The scream died in Kairus' throat as his eyes flew open.
Sunlight.
Not the sulfurous glare of the battlefield's fires, but gentle, buttery light filtering through linen curtains. It pooled on a woolen blanket, stitched with the Varkaine wolf, that lay tangled around his legs. His hands—smooth, unmarked, a boy's hands—clutched at his chest, scrabbling for a wound that no longer existed. His heartbeat thundered in his ears, erratic as a spooked horse's.
Alive.
He swung his legs over the bed, the stone floor icy beneath his bare feet. The room was achingly familiar: the oak desk cluttered with half-finished treatises on crop rotation, the rusted practice sword propped in the corner, the smell of beeswax polish and dried lavender. His childhood bedroom. A tomb of dead hopes.
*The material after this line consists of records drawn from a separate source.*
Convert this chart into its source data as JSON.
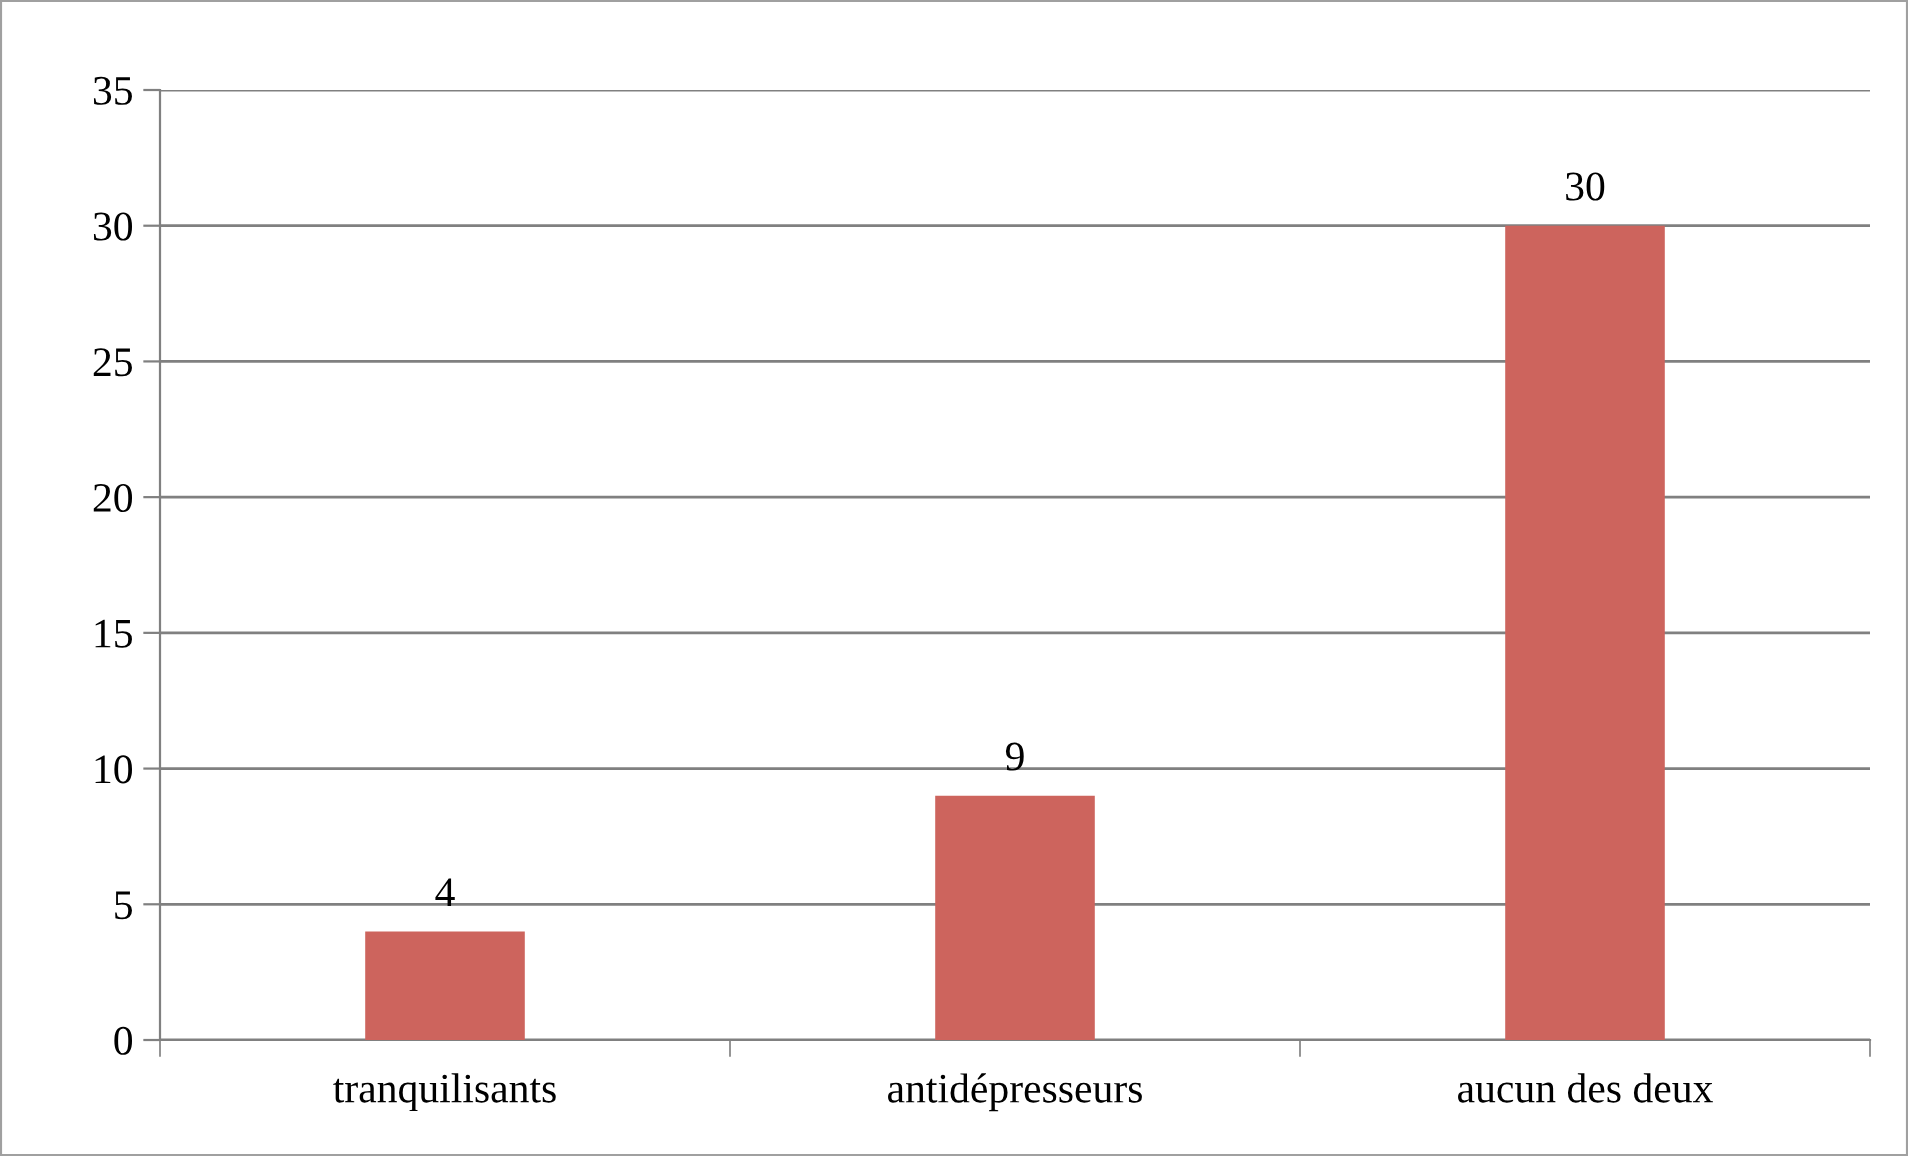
{
  "chart_data": {
    "type": "bar",
    "categories": [
      "tranquilisants",
      "antidépresseurs",
      "aucun des deux"
    ],
    "values": [
      4,
      9,
      30
    ],
    "color": "#cd645d",
    "ylim": [
      0,
      35
    ],
    "yticks": [
      0,
      5,
      10,
      15,
      20,
      25,
      30,
      35
    ],
    "grid": "y",
    "data_labels": true
  }
}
The mirror above the washbasin drew him like a lodestone. His reflection stared back—a ghost. Black hair mussed from sleep, cheeks still rounded with youth, eyes wide and wild. Fifteen. The age he'd been when everything began. When Liora had been taken. When he'd still believed honor and oaths meant something.
He gripped the basin's edge until his knuckles blanched. "A dream?" he whispered.
[Year 1462 of Imperial Calender]
But his body remembered. The phantom ache of Ed Vasco's blade between his ribs. The stench of burning Valatium ore. The weight of his sister's corpse in his arms, her small frame light as a bird's.
No. Not a dream.
The door burst open.
"Kair! It's nearly Six, you're still in bed?"
Liora.
She stood in the doorway, breathless, her auburn curls escaping a braid, cheeks pink from sprinting through the keep. Twelve years old, all elbows and knees, her blue dress smudged with dirt from the gardens. Alive. Vibrant. Unbroken.
He moved without thinking.
She yelped as he crushed her to his chest, her laughter muffled against his nightshirt. "Kair! What's—"
"I'm sorry," he rasped. His voice cracked, foreign in this younger throat. "I'm sorry, Li. I'll fix it. I swear."
She squirmed, but he held tighter, memorizing the feel of her—warm, solid, real. The scent of rosemary from her hair, the ink stain on her thumb from forging his homework. The way she still hugged back, fierce as a wolf cub, even as she grumbled.
"You're choking me, idiot," she said, but her hands fisted in his shirt. "Did you have one of your nightmares again? The one with the giant chickens?"
He laughed, the sound raw. "Worse."
She snorted, shoving him away. Her eyes—bright, unclouded, alive—narrowed. "You're sweating. And your hands are shaking."
He clenched them behind his back. "Just… a fever."
"Liar." She poked his ribs, her tone light, but her gaze lingered on his face. "Father's in a mood. The Verris emissary arrived early. They're going to start the testing in the great hall."
Ice flooded his veins. The testing.
"Kair?" Liora waved a hand in front of his face. "You're doing the thing again. The thousand-yard stare."
He gripped her shoulders. "Listen to me. Whatever happens during the testing, whatever they say about your magic—you don't go with them."
She blinked. "Why? If I'm chosen—"
"They're liars." The words tore free, too harsh, too raw. "They'll use you. Hurt you. And I won't… I can't…"
Her smile faltered. "You're scaring me."
Footsteps echoed in the hall—boots, brisk and authoritative. Their father's voice boomed: "Kairus! To the hall. Now."
Liora squeezed his hand, her palm calloused from climbing walls and stealing daggers. "Come on. We'll talk after. I'll even let you have the last honey cookie."
She slipped out, humming a tavern tune she shouldn't know.
The room tilted. Kairus braced himself against the wall as golden text seared across his vision:
[You Have Met All Requirements]
[You Have Been Chosen]
[Registering: 100%]
[Primary Quest: Save Varkaine County]
[Time Remaining: 6 months]
The words pulsed like a wound. Six months. Six months until the Verris returned. Until the county's coffers bled dry. Until winter came, and the Vasco knives in the dark.
He stared at his reflection—the boy who'd failed, reborn as the man who'd burn empires.
"No more mistakes," he told the ghost in the glass.
Somewhere, in the void between stars, the Star-Eater Sovereign smiled.